DATE: FRIDAY, February 22, 1991                   TAG: 9102220121
SECTION: NATIONAL/INTERNATIONAL                    PAGE: A2   EDITION: STATE 
SOURCE: The Baltimore Sun
DATELINE: WASHINGTON                                LENGTH: Medium


CIVIL-RIGHTS ISSUES FACING CONGRESS MORE COMPLEX

Instead of simply debating again the civil rights bill that President Bush vetoed last year, Congress will be faced this time around with a broader and more complex set of legislative proposals to sort out and act upon.

Once again the primary proposal, already before the House and scheduled to be introduced shortly in the Senate, will aim to offset six 1989 decisions of the Supreme Court that diluted federal statutes against discrimination in employment.

The initial proposal will be very similar to the measure Bush vetoed last year as a "quota bill," saying that it would have forced employers to use racial quotas in their employment practices in order to avoid discrimination suits.

Sen. Edward Kennedy, D-Mass., chief sponsor of last year's bill, will play the same role this year. An aide to the senator said that this year's version, which will be introduced "very soon," will vary little from last year's and again is likely to have a long bipartisan list of co-sponsors.

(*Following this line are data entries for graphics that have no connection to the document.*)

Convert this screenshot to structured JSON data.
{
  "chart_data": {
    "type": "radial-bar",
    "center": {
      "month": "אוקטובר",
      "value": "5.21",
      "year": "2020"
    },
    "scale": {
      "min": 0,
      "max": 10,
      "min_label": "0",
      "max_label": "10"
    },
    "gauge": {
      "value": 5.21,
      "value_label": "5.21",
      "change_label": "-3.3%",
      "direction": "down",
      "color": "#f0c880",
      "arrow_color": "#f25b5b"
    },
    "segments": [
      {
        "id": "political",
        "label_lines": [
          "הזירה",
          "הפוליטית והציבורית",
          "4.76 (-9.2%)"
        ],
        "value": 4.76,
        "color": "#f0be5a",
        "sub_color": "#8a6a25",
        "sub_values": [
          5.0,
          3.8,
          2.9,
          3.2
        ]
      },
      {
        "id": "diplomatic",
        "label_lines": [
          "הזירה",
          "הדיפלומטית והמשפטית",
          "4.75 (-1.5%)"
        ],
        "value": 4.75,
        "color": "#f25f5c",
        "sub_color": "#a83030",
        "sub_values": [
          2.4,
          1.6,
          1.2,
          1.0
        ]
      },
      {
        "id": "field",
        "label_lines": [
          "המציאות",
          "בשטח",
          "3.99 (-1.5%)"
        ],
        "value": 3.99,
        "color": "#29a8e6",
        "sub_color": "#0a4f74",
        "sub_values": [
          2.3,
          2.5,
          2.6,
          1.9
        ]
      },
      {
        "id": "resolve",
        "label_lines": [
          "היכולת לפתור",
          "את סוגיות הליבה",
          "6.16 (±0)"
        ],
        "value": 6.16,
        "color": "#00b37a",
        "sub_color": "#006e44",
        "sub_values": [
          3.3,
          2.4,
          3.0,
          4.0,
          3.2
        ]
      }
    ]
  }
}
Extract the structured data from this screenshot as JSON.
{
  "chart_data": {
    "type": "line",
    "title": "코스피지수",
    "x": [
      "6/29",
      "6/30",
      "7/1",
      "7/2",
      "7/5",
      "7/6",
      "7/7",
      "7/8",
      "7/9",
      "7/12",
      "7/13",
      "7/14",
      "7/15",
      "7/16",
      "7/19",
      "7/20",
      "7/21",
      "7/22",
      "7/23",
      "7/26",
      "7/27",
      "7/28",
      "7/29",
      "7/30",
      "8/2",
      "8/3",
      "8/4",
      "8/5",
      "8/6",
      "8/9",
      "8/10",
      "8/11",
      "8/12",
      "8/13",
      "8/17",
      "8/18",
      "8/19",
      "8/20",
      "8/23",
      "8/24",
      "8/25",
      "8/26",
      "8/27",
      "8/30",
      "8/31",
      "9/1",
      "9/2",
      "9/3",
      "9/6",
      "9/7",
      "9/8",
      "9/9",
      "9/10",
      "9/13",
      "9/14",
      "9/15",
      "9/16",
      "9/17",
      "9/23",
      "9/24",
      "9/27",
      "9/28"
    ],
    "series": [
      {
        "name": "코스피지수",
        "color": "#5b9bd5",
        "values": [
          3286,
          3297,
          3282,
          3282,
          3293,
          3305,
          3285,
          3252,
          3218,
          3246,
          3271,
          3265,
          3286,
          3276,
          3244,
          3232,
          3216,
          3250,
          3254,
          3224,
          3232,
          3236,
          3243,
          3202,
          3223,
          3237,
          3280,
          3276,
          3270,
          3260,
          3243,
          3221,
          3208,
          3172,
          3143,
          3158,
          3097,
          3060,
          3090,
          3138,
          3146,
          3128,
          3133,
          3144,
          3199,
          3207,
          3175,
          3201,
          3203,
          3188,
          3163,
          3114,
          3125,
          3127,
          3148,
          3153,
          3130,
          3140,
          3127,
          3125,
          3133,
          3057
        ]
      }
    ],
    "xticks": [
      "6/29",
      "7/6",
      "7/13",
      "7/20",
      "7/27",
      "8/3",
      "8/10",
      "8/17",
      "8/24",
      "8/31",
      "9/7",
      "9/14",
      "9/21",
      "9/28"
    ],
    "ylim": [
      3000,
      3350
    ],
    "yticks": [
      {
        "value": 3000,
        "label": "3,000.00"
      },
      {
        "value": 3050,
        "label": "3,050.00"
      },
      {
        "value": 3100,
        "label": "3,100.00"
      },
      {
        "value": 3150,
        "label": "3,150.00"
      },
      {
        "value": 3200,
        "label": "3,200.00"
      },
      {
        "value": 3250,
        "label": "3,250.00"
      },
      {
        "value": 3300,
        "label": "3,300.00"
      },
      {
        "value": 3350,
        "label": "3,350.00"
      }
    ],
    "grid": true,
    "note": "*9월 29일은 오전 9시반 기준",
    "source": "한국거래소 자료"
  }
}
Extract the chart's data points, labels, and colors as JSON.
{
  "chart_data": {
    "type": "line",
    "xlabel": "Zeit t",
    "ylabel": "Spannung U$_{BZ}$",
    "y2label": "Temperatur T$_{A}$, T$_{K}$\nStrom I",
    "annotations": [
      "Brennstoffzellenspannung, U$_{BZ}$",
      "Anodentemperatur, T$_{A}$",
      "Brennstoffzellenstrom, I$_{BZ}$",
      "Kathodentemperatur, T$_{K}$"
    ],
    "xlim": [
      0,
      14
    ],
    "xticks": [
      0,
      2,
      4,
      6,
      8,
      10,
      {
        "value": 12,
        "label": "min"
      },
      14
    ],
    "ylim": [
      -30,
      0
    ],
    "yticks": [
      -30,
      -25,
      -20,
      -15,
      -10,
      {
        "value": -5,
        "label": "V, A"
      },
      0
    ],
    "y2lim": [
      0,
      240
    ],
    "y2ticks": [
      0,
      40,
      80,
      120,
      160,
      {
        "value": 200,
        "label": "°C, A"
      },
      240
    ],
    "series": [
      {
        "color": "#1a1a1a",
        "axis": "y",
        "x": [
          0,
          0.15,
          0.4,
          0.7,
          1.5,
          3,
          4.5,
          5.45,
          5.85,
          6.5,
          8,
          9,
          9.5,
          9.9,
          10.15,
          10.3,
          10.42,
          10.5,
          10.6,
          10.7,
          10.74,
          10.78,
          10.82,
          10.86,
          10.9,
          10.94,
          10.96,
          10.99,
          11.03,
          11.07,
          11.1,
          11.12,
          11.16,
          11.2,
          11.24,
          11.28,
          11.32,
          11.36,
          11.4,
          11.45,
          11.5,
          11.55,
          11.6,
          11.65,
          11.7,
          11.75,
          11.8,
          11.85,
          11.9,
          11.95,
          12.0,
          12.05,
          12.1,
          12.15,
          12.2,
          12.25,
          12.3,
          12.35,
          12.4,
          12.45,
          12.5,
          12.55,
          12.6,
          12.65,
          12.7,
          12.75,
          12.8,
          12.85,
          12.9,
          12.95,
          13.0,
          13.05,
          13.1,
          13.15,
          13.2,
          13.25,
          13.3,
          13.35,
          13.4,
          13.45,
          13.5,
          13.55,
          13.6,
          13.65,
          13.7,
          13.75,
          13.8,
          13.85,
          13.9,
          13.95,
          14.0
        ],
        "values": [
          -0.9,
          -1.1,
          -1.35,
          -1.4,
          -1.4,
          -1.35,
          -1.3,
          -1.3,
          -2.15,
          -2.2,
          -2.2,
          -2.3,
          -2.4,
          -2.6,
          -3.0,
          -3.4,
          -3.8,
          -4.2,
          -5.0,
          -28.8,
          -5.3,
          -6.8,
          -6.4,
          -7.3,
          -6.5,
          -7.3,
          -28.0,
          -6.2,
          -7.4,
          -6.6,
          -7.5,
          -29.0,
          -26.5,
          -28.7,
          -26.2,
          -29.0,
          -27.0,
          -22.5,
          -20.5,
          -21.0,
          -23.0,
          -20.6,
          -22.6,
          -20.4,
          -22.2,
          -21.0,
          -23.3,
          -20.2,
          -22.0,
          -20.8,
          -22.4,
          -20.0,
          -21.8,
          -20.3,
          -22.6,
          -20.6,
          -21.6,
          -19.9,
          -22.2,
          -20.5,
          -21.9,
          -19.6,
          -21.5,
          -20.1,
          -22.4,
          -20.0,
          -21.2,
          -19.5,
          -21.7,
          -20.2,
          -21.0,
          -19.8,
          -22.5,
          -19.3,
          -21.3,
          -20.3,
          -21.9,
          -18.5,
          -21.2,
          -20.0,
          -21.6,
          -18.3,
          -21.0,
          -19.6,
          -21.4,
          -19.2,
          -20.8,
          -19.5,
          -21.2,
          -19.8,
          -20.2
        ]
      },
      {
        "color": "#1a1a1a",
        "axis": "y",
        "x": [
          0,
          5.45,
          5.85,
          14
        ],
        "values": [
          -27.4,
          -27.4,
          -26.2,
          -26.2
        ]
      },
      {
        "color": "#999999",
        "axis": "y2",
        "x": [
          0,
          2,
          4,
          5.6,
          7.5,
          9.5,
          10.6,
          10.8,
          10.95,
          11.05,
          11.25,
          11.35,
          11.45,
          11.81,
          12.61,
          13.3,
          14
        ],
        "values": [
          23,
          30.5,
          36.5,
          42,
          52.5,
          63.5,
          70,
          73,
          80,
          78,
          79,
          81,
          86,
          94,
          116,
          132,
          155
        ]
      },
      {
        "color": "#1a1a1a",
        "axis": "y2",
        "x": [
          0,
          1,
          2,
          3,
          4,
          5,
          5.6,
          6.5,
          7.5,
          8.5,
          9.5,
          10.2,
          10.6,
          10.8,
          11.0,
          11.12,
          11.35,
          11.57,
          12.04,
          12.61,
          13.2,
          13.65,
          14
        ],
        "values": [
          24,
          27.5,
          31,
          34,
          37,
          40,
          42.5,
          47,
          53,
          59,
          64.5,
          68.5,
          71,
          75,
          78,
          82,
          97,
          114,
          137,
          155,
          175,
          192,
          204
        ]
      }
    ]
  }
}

A Senate vote to override the president's veto failed by one vote.

On the House side, hearings before the Education and Labor Committee on a bill nearly identical to Kennedy's, already introduced by the committee chairman, Rep. Jack Brooks, D-Texas, are scheduled to open Wednesday.

John Dunne, assistant attorney general for civil rights, already has announced that that bill "is not legislation the [Bush] administration can support."

Meanwhile, the White House is planning a counterattack: an "omnibus" civil rights bill. Its most significant feature will be the addition of a new concept to the civil rights debate: "empowerment."

The essence of empowerment - the brainchild of Republican conservatives both inside and outside the White House - is to give the poor and minorities choices in such matters as what schools they attend and what housing they live in, rather than to force their "dependency" on federal laws.

Bush, in his State of the Union address to Congress, forecast the empowerment proposals by calling for a "new initiative" that would "focus on . . . giving power and opportunity to the individual."

Specific contents of the administration's bill are expected to be made public next week.

Nevertheless, proponents of the Kennedy and Brooks bills are aiming not merely to pass them but to build the two-thirds majority in Congress necessary to override another Bush veto. One way they see of doing that is to broaden pressures for the bills' passage this year by emphasizing that the measures would protect not only racial minorities, but women and the disabled.